Just make sure (as with files), that the folder actually exists before you try to put a file there!
Extras#
This is stuff we may not get to in class but is available because it may be useful for your projects and beyond (though you can certainly solve most of Project 4 without these).
Use .value_counts()
to summarize categorical data in your dataframe#
Last week we learned how to compute some basic statistics, overall, and by column, for quantitative data. Today, we’ll learn how to use value_counts()
to quickly summarize categorical data.
.value_counts()
does exactly what you think it might do based on the name: it counts the frequency of each unique value in a column! In other words, it gives us a way to count how many times each value shows up in a column. In this way, it’s kinda similar to the basic “count-based” indexing we did in Module 3.
Hint: this could be useful for Problem 4 for Project 4!
Here’s an example for the courses data: how many times does each “area” show up?
# access the area column in the courses dataframe
# and apply the value_counts method to that column
courses['area'].value_counts()
The syntax here is:
nameOfDataFrame[‘nameOfColumn’].value_counts()
value_counts()
is a method that a Pandas series (i.e., column in a dataframe) data structure can do (again, make the connection back to .append()
for lists, and .split()
for strings).
Let’s try some other queries!
# for ncaa dataset
# how many entries do we have for each conference?
# for bls data
# how many entries do we have for each category?
Value counts returns a series, which has nice properties of both lists and dictionaries.
Like lists, we can sort it using the .sort_values()
method, though we need to make sure to either force it to run “in place” (with inplace=True
as an argument for .sort_values()
), or save it to a variable.
area_counts.sort_values(ascending=True)
And access items by index position, which allows us to get the first thing, or the first 5 things, or the last 5 things, etc.
# get the first value in the series
# note: you only get the value, not the "name"
area_counts[0]
area_counts[:5]
area_counts = courses['area'].value_counts()
# like a cross between a dictionary anda list
# can get value by named key like a dict
print("INST", area_counts['INST'])
print("most frqeuent item count", area_counts[0])
area_counts.keys()
# let's say we want the top 5 most populous areas
# we can slice/subset the series just like a list
# and then get the keys from that subset
area_counts[:5].keys()
# let's try with the other datasets!
# ncaa-team-data
# bls-by-category
# BreadBasket_DMS
bread = pd.read_csv(f'{folder}/BreadBasket_DMS.csv')
bread.head()
# how do we get the frequency counts for items in the bread dataframe?

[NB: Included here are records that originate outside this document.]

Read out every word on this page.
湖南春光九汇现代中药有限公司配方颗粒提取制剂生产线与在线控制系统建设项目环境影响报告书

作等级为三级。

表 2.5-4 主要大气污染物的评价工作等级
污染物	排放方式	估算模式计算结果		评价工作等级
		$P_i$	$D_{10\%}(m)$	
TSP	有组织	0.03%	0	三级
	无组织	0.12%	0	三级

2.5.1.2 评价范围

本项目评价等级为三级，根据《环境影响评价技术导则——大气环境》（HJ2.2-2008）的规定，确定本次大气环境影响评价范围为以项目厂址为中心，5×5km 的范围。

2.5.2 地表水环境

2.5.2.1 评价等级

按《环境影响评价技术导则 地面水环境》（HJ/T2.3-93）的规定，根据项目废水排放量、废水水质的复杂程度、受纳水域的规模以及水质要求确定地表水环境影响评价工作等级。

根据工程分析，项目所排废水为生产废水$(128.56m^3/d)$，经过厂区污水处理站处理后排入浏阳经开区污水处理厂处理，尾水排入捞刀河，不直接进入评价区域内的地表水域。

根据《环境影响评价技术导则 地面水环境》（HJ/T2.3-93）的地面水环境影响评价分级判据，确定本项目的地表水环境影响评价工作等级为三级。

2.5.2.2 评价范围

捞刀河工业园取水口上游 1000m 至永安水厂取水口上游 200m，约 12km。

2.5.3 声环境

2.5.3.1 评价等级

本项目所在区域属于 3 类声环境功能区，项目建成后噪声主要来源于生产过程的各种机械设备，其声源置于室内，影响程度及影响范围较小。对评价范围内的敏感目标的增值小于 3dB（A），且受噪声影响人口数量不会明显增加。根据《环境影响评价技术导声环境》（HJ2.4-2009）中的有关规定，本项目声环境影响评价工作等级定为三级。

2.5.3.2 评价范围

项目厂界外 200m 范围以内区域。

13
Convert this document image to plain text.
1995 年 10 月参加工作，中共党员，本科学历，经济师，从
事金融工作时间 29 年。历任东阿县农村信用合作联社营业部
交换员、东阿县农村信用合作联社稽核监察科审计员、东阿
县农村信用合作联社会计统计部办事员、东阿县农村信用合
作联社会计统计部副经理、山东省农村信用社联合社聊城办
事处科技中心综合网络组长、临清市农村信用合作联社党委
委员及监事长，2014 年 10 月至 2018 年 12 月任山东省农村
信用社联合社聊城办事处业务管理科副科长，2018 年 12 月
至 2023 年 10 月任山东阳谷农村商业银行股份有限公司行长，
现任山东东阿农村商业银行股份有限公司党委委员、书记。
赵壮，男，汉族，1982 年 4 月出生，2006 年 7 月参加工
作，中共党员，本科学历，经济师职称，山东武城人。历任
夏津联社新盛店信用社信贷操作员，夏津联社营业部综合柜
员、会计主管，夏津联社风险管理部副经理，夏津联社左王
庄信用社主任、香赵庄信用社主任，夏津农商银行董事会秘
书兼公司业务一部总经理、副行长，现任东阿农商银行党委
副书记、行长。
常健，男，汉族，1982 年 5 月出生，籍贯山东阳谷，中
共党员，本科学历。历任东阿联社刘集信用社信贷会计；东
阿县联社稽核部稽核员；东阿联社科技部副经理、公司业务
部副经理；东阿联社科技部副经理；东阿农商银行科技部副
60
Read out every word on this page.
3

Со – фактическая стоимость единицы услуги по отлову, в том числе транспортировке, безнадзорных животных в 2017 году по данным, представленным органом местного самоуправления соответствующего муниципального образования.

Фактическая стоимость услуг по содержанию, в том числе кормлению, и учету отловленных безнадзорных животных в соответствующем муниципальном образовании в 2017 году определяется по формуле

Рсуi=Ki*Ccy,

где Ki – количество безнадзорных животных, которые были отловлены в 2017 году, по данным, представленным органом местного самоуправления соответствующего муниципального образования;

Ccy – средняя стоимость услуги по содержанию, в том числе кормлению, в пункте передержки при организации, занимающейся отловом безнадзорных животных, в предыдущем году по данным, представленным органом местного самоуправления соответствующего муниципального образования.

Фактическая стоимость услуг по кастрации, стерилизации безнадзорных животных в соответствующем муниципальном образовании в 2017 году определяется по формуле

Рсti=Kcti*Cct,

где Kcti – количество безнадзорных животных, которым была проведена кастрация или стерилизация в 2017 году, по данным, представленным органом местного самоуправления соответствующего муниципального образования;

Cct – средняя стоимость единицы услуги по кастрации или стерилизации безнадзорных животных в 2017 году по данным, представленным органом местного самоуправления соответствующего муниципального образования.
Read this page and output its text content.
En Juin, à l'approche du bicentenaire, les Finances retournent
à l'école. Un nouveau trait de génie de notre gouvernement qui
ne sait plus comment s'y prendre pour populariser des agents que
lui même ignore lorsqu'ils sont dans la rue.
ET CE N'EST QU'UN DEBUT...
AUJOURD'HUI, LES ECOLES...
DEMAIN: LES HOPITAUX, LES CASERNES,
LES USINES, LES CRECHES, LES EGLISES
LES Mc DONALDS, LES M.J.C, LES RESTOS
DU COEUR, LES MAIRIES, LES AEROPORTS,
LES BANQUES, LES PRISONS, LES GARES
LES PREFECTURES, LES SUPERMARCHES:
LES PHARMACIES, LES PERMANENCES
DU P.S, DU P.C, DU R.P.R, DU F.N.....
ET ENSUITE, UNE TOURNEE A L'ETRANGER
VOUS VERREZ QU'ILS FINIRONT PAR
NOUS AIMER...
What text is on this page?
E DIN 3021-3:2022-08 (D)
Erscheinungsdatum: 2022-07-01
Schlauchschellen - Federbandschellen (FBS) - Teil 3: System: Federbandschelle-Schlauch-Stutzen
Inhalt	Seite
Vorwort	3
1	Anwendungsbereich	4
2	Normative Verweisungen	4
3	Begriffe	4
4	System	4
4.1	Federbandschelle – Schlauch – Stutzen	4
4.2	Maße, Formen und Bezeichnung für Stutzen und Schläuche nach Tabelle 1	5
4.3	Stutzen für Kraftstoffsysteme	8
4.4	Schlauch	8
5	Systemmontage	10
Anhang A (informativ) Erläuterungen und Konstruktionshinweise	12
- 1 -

bread['Item'].value_counts()
Plotting#
The main library for plotting in Python is matplotlib
. You can learn that library later. It has lots of fine-grained controls.
For now, you can use pandas “wrapper” over matplotlib (basically calling matplotlib from inside pandas), which is a bit easier to learn.
entrypoints_by_area
def openness(row):
return row['num_entrypoints']/row['num_classes']
entrypoints_by_area['openness'] = entrypoints_by_area.apply(openness, axis=1)
entrypoints_by_area
# sort the data by the openness column
# make sure we assign to the entry points variable again so we don't lose it (bc pandas treats dataframes as immutable, like strings, unless we force it to do otherwise)
entrypoints_by_area = entrypoints_by_area.sort_values(by="openness", ascending=False)
entrypoints_by_area
# plot openness by area
entrypoints_by_area.plot(
x="area",
y="openness",
kind='bar',
xlabel="AREA",
ylabel="Proportion of entry point classes",
title="Classes openness by area"
)
entrypoints_by_area.plot(y="openness", kind="hist")
entrypoints_by_area.sort_values(by="num_classes", ascending=False).plot(x="area", y="num_classes", kind="bar")
Reminder: More resources#
The pandas website is decent place to start: https://pandas.pydata.org/
This “cheat sheet” is also a really helpful guide to more common operations that you may run into later: https://pandas.pydata.org/Pandas_Cheat_Sheet.pdf
There are also many blogs that are helpful, like towardsdatascience.com
The cool thing about pandas and data analysis in python is that many people share notebooks that you can inspect / learn from / adapt code for your own projects (just like mine!).